In the rest of the article, I’ll imagine we have a tunnel over our road, but won’t show it – it would be boring if we couldn’t see our trucks!

Impact of Latency

So the main problem with this model is related to the top speed of our trucks. In the 500-mile email introductory story we saw that the speed of light can have a very real impact on the workings of the internet.

HTTP Trucks cannot go fast than the speed of light.

HTTP requests and many HTTP responses tend to be quite small. However, our trucks can only travel at the speed of light, and so even these small requests can take time to go back and forth from the user to the website. It is tempting to think this won’t have a noticeable impact on website performance, but it is actually a real problem…

HTTP Trucks travel at a constant speed, so longer roads mean slower responses.

The farther the distance of the network connection between a user’s browser and the web server (the length of our ‘road’) the farther the request and response have to travel, which means they take longer.

Now consider that a typical website is not a single request and response, but is instead a sequence of many requests and responses. Often a response will mean more requests are required – for example, an HTML file probably references images, CSS files and JavaScript files:

Some of these files then may have further dependencies, and so on.

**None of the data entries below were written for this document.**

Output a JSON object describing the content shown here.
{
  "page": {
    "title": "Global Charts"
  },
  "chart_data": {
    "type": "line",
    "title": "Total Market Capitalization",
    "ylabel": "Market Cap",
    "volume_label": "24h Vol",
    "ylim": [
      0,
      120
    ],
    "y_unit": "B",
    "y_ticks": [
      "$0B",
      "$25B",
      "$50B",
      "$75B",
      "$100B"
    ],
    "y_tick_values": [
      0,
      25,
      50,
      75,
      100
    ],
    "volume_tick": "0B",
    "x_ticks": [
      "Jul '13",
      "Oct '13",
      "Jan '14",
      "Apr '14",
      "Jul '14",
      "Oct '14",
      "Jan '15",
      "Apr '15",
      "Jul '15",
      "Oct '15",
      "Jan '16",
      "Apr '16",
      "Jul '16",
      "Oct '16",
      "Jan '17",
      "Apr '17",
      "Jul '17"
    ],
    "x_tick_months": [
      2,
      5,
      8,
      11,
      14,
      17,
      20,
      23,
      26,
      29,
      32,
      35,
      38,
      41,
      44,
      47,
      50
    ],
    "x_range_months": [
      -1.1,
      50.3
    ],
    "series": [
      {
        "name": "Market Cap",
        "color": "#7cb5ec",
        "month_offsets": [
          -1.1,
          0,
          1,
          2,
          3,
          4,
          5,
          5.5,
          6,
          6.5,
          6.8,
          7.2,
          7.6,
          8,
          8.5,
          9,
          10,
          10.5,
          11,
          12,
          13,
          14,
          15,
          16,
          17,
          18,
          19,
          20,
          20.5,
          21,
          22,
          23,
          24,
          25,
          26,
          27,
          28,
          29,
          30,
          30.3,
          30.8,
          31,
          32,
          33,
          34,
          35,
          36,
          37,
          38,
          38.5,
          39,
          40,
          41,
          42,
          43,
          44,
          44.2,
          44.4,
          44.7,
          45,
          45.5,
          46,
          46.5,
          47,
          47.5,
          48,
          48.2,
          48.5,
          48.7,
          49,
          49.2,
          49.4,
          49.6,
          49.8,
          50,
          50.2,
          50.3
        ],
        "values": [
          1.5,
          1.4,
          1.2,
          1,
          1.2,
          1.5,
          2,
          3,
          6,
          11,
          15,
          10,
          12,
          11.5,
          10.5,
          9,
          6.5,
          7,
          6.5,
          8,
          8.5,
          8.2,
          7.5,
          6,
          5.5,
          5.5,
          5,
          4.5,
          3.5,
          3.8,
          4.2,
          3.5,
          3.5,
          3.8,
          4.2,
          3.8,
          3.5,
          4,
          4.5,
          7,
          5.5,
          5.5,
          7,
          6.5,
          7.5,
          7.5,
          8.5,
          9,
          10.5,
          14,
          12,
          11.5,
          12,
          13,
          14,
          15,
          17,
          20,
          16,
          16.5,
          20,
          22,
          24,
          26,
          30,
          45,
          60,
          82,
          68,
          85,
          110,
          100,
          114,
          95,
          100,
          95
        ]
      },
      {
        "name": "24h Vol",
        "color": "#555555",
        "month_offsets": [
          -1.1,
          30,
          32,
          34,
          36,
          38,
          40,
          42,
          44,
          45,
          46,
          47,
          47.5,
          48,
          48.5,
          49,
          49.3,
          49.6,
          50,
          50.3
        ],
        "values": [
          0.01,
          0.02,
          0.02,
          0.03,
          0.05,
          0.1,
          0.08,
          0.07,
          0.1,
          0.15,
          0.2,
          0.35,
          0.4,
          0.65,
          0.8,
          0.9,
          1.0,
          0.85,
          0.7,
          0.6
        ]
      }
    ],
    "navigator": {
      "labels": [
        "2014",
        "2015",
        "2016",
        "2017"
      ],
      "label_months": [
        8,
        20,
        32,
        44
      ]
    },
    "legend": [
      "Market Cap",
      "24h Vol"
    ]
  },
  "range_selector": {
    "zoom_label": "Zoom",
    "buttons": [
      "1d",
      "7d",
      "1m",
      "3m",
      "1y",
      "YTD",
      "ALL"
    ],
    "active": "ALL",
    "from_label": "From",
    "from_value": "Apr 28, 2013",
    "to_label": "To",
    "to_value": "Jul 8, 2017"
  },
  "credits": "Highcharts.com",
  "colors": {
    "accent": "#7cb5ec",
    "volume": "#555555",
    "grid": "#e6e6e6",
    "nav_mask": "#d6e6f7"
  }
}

Typically websites may be 50-100 separate requests:

Web pages nowadays often require 50-100 separate HTTP requests.

Let’s look at how that may look for our trucks…

Send a request for a web page:

We send a request to the web server for a page.

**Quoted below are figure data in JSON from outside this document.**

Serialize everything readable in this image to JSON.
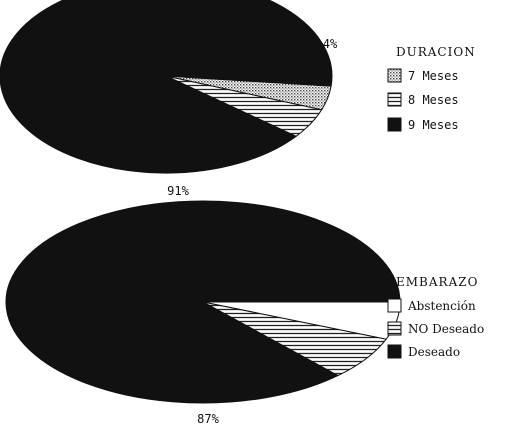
{
  "chart_data": [
    {
      "type": "pie",
      "title": "",
      "legend_title": "DURACION",
      "legend_placement": "right",
      "font": "mono",
      "slices": [
        {
          "label": "7 Meses",
          "value": 4,
          "value_label": "4%",
          "pattern": "dots"
        },
        {
          "label": "8 Meses",
          "value": 5,
          "value_label": "5%",
          "pattern": "lines"
        },
        {
          "label": "9 Meses",
          "value": 91,
          "value_label": "91%",
          "pattern": "solid"
        }
      ]
    },
    {
      "type": "pie",
      "title": "",
      "legend_title": "EMBARAZO",
      "legend_placement": "right",
      "font": "serif",
      "slices": [
        {
          "label": "Abstención",
          "value": 6,
          "value_label": "6%",
          "pattern": "white"
        },
        {
          "label": "NO Deseado",
          "value": 7,
          "value_label": "7%",
          "pattern": "lines"
        },
        {
          "label": "Deseado",
          "value": 87,
          "value_label": "87%",
          "pattern": "solid"
        }
      ]
    }
  ],
  "colors": {
    "solid": "#111111",
    "background": "#ffffff",
    "pattern_ink": "#333333"
  }
}
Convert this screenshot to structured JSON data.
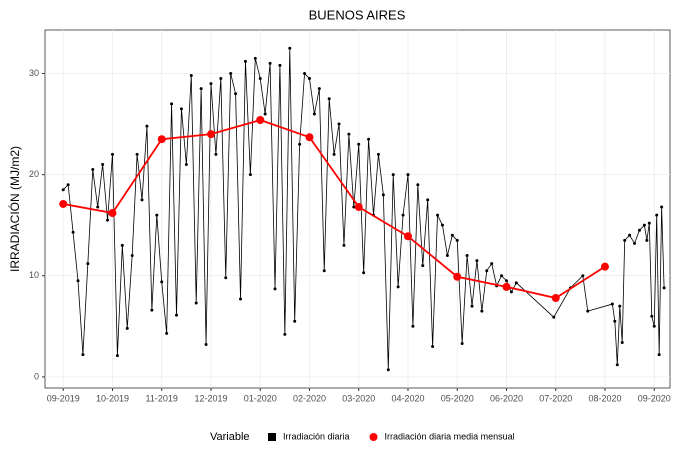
{
  "chart_data": {
    "type": "line",
    "title": "BUENOS AIRES",
    "y_label": "IRRADIACIÓN (MJ/m2)",
    "legend_title": "Variable",
    "xlim": [
      -0.37,
      12.32
    ],
    "ylim": [
      -1.1,
      34.3
    ],
    "xticks": [
      {
        "value": 0,
        "label": "09-2019"
      },
      {
        "value": 1,
        "label": "10-2019"
      },
      {
        "value": 2,
        "label": "11-2019"
      },
      {
        "value": 3,
        "label": "12-2019"
      },
      {
        "value": 4,
        "label": "01-2020"
      },
      {
        "value": 5,
        "label": "02-2020"
      },
      {
        "value": 6,
        "label": "03-2020"
      },
      {
        "value": 7,
        "label": "04-2020"
      },
      {
        "value": 8,
        "label": "05-2020"
      },
      {
        "value": 9,
        "label": "06-2020"
      },
      {
        "value": 10,
        "label": "07-2020"
      },
      {
        "value": 11,
        "label": "08-2020"
      },
      {
        "value": 12,
        "label": "09-2020"
      }
    ],
    "yticks": [
      0,
      10,
      20,
      30
    ],
    "grid": true,
    "legend": "bottom",
    "series": [
      {
        "name": "Irradiación diaria",
        "color": "#000000",
        "marker": "square",
        "x": [
          0,
          0.1,
          0.2,
          0.3,
          0.4,
          0.5,
          0.6,
          0.7,
          0.8,
          0.9,
          1,
          1.1,
          1.2,
          1.3,
          1.4,
          1.5,
          1.6,
          1.7,
          1.8,
          1.9,
          2,
          2.1,
          2.2,
          2.3,
          2.4,
          2.5,
          2.6,
          2.7,
          2.8,
          2.9,
          3,
          3.1,
          3.2,
          3.3,
          3.4,
          3.5,
          3.6,
          3.7,
          3.8,
          3.9,
          4,
          4.1,
          4.2,
          4.3,
          4.4,
          4.5,
          4.6,
          4.7,
          4.8,
          4.9,
          5,
          5.1,
          5.2,
          5.3,
          5.4,
          5.5,
          5.6,
          5.7,
          5.8,
          5.9,
          6,
          6.1,
          6.2,
          6.3,
          6.4,
          6.5,
          6.6,
          6.7,
          6.8,
          6.9,
          7,
          7.1,
          7.2,
          7.3,
          7.4,
          7.5,
          7.6,
          7.7,
          7.8,
          7.9,
          8,
          8.1,
          8.2,
          8.3,
          8.4,
          8.5,
          8.6,
          8.7,
          8.8,
          8.9,
          9,
          9.1,
          9.2,
          9.96,
          10.3,
          10.55,
          10.65,
          11.15,
          11.2,
          11.25,
          11.3,
          11.35,
          11.4,
          11.5,
          11.6,
          11.7,
          11.8,
          11.85,
          11.9,
          11.95,
          12,
          12.05,
          12.1,
          12.15,
          12.2
        ],
        "values": [
          18.5,
          19,
          14.3,
          9.5,
          2.2,
          11.2,
          20.5,
          16.8,
          21,
          15.5,
          22,
          2.1,
          13,
          4.8,
          12,
          22,
          17.5,
          24.8,
          6.6,
          16,
          9.4,
          4.3,
          27,
          6.1,
          26.5,
          21,
          29.8,
          7.3,
          28.5,
          3.2,
          29,
          22,
          29.5,
          9.8,
          30,
          28,
          7.7,
          31.2,
          20,
          31.5,
          29.5,
          26,
          31,
          8.7,
          30.8,
          4.2,
          32.5,
          5.5,
          23,
          30,
          29.5,
          26,
          28.5,
          10.5,
          27.5,
          22,
          25,
          13,
          24,
          16.8,
          23,
          10.3,
          23.5,
          16,
          22,
          18,
          0.7,
          20,
          8.9,
          16,
          20,
          5,
          19,
          11,
          17.5,
          3,
          16,
          15,
          12,
          14,
          13.5,
          3.3,
          12,
          7,
          11.5,
          6.5,
          10.5,
          11.2,
          9,
          10,
          9.5,
          8.4,
          9.3,
          5.9,
          8.8,
          10,
          6.5,
          7.2,
          5.5,
          1.2,
          7,
          3.4,
          13.5,
          14,
          13.2,
          14.5,
          15,
          13.5,
          15.2,
          6,
          5,
          16,
          2.2,
          16.8,
          8.8
        ]
      },
      {
        "name": "Irradiación diaria media mensual",
        "color": "#ff0000",
        "marker": "circle",
        "x": [
          0,
          1,
          2,
          3,
          4,
          5,
          6,
          7,
          8,
          9,
          10,
          11
        ],
        "values": [
          17.1,
          16.2,
          23.5,
          24,
          25.4,
          23.7,
          16.8,
          13.9,
          9.9,
          8.9,
          7.8,
          10.9
        ]
      }
    ]
  }
}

Request travels to server:

The truck (request) may take 50ms to drive to the server.

Response travels back to browser:

And then 50ms to drive back with the response (ignoring time to compile the response!).

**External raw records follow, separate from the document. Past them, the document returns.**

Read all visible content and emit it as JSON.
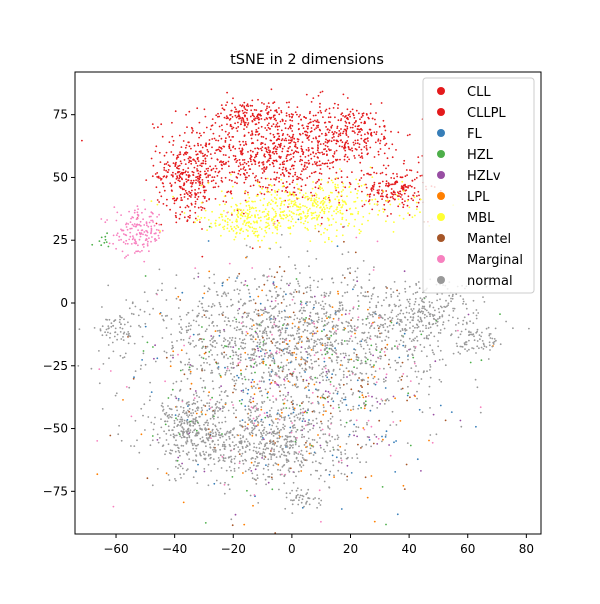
{
  "chart_data": {
    "type": "scatter",
    "title": "tSNE in 2 dimensions",
    "xlabel": "",
    "ylabel": "",
    "xlim": [
      -74,
      85
    ],
    "ylim": [
      -92,
      92
    ],
    "xticks": [
      -60,
      -40,
      -20,
      0,
      20,
      40,
      60,
      80
    ],
    "yticks": [
      -75,
      -50,
      -25,
      0,
      25,
      50,
      75
    ],
    "xtick_labels": [
      "−60",
      "−40",
      "−20",
      "0",
      "20",
      "40",
      "60",
      "80"
    ],
    "ytick_labels": [
      "−75",
      "−50",
      "−25",
      "0",
      "25",
      "50",
      "75"
    ],
    "grid": false,
    "legend_position": "top-right",
    "series": [
      {
        "name": "CLL",
        "color": "#e41a1c",
        "regions": [
          [
            -5,
            60,
            30,
            18,
            900
          ],
          [
            20,
            68,
            16,
            10,
            200
          ]
        ]
      },
      {
        "name": "CLLPL",
        "color": "#e41a1c",
        "regions": [
          [
            -35,
            50,
            10,
            14,
            300
          ],
          [
            35,
            45,
            10,
            8,
            180
          ],
          [
            -15,
            75,
            10,
            5,
            120
          ]
        ]
      },
      {
        "name": "FL",
        "color": "#377eb8",
        "regions": [
          [
            0,
            -30,
            45,
            40,
            140
          ]
        ]
      },
      {
        "name": "HZL",
        "color": "#4daf4a",
        "regions": [
          [
            0,
            -30,
            45,
            40,
            120
          ],
          [
            -63,
            25,
            4,
            4,
            10
          ]
        ]
      },
      {
        "name": "HZLv",
        "color": "#984ea3",
        "regions": [
          [
            0,
            -30,
            45,
            40,
            100
          ]
        ]
      },
      {
        "name": "LPL",
        "color": "#ff7f00",
        "regions": [
          [
            0,
            -30,
            45,
            40,
            140
          ]
        ]
      },
      {
        "name": "MBL",
        "color": "#ffff33",
        "regions": [
          [
            5,
            38,
            30,
            10,
            450
          ],
          [
            -15,
            32,
            15,
            6,
            150
          ]
        ]
      },
      {
        "name": "Mantel",
        "color": "#a65628",
        "regions": [
          [
            0,
            -30,
            45,
            40,
            140
          ]
        ]
      },
      {
        "name": "Marginal",
        "color": "#f781bf",
        "regions": [
          [
            -52,
            28,
            8,
            8,
            160
          ],
          [
            0,
            -30,
            45,
            40,
            140
          ]
        ]
      },
      {
        "name": "normal",
        "color": "#999999",
        "regions": [
          [
            0,
            -15,
            45,
            25,
            1400
          ],
          [
            -10,
            -55,
            28,
            16,
            700
          ],
          [
            -35,
            -50,
            12,
            12,
            250
          ],
          [
            45,
            -5,
            18,
            12,
            250
          ],
          [
            -60,
            -10,
            6,
            6,
            60
          ],
          [
            65,
            -15,
            7,
            6,
            60
          ],
          [
            5,
            -78,
            6,
            4,
            40
          ]
        ]
      }
    ]
  }
}
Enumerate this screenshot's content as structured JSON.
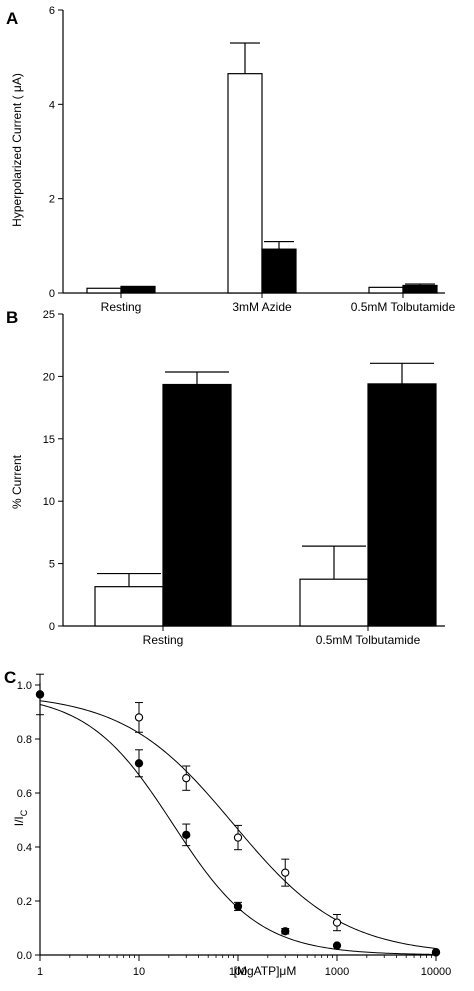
{
  "chart_data": [
    {
      "panel": "A",
      "type": "bar",
      "ylabel": "Hyperpolarized Current ( μA)",
      "ylim": [
        0,
        6
      ],
      "yticks": [
        0,
        2,
        4,
        6
      ],
      "categories": [
        "Resting",
        "3mM Azide",
        "0.5mM Tolbutamide"
      ],
      "series": [
        {
          "color": "#ffffff",
          "values": [
            0.1,
            4.65,
            0.12
          ],
          "errors": [
            0.0,
            0.65,
            0.0
          ]
        },
        {
          "color": "#000000",
          "values": [
            0.14,
            0.93,
            0.16
          ],
          "errors": [
            0.0,
            0.16,
            0.03
          ]
        }
      ]
    },
    {
      "panel": "B",
      "type": "bar",
      "ylabel": "% Current",
      "ylim": [
        0,
        25
      ],
      "yticks": [
        0,
        5,
        10,
        15,
        20,
        25
      ],
      "categories": [
        "Resting",
        "0.5mM Tolbutamide"
      ],
      "series": [
        {
          "color": "#ffffff",
          "values": [
            3.15,
            3.75
          ],
          "errors": [
            1.05,
            2.65
          ]
        },
        {
          "color": "#000000",
          "values": [
            19.35,
            19.4
          ],
          "errors": [
            1.0,
            1.65
          ]
        }
      ]
    },
    {
      "panel": "C",
      "type": "scatter",
      "ylabel_main": "I/I",
      "ylabel_sub": "C",
      "xlabel": "[MgATP]μM",
      "xscale": "log",
      "xlim": [
        1,
        10000
      ],
      "ylim": [
        0,
        1.0
      ],
      "xticks": [
        1,
        10,
        100,
        1000,
        10000
      ],
      "xtick_labels": [
        "1",
        "10",
        "100",
        "1000",
        "10000"
      ],
      "yticks": [
        0,
        0.2,
        0.4,
        0.6,
        0.8,
        1.0
      ],
      "ytick_labels": [
        "0.0",
        "0.2",
        "0.4",
        "0.6",
        "0.8",
        "1.0"
      ],
      "series": [
        {
          "marker": "open-circle",
          "x": [
            1,
            10,
            30,
            100,
            300,
            1000,
            10000
          ],
          "y": [
            0.965,
            0.88,
            0.655,
            0.435,
            0.305,
            0.12,
            0.01
          ],
          "errors": [
            0.075,
            0.055,
            0.045,
            0.045,
            0.05,
            0.03,
            0.0
          ],
          "fit": {
            "ic50": 90,
            "hill": 0.78,
            "top": 0.97
          }
        },
        {
          "marker": "filled-circle",
          "x": [
            1,
            10,
            30,
            100,
            300,
            1000,
            10000
          ],
          "y": [
            0.965,
            0.71,
            0.445,
            0.18,
            0.088,
            0.035,
            0.01
          ],
          "errors": [
            0.0,
            0.05,
            0.04,
            0.015,
            0.01,
            0.0,
            0.0
          ],
          "fit": {
            "ic50": 22,
            "hill": 1.0,
            "top": 0.97
          }
        }
      ]
    }
  ]
}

The browser parses the HTML response and realises there are a number of other files that are needed from the server:

After parsing the HTML, the browser identifies more assets to fetch. More requests to send!

Limit of HTTP/1.1

The problem we now encounter is that there are several more files we need to fetch, but with an HTTP/1.1 connection each road can only handle a single truck at a time. Every HTTP request needs its own TCP (networking) connection, and each truck can only carry one request at a time.

Each truck (request) needs its own road (network connection).

Furthermore, building a new road, or opening a new networking connection also requires a round trip. In our world of trucks we can liken this to needing a stream roller to first lay the road and then add our road markings. This is another whole round trip which adds more latency:

New roads (network connections) require work to open them.

This means another whole round trip to open new connections.

Typically browsers open around 6 simultaneous connections at once:

Browsers usually open 6 roads (network connections).

However, if we are looking at 50-100 files needed for a webpage we still end up in the situation where trucks (requests) have to wait their turn. This is called ‘head of line blocking’:

Often trucks (requests) have to wait for a free road (network connection).

If we look at the waterfall diagram for a page (this example this HTTP/2 site) of a simple page that has a CSS file and lot of images you can see this in action:

Waterfall diagrams highlight the impact of round trips and latency.

In the diagram above, the orange and purple segments can be thought of as our stream rollers, where new connections are made. You can see initially there is just one connection open (line 1), and another connection being opened. Line 2 then re-uses the first connection and line 3 is the first request over the second connection. When those complete lines 4 & 5 are the next two images.

At this point the browser realises it will need more connections so four more are opened and then we can see requests are going in batches of 6 at a time corresponding with the 6 roads or network connections that are open.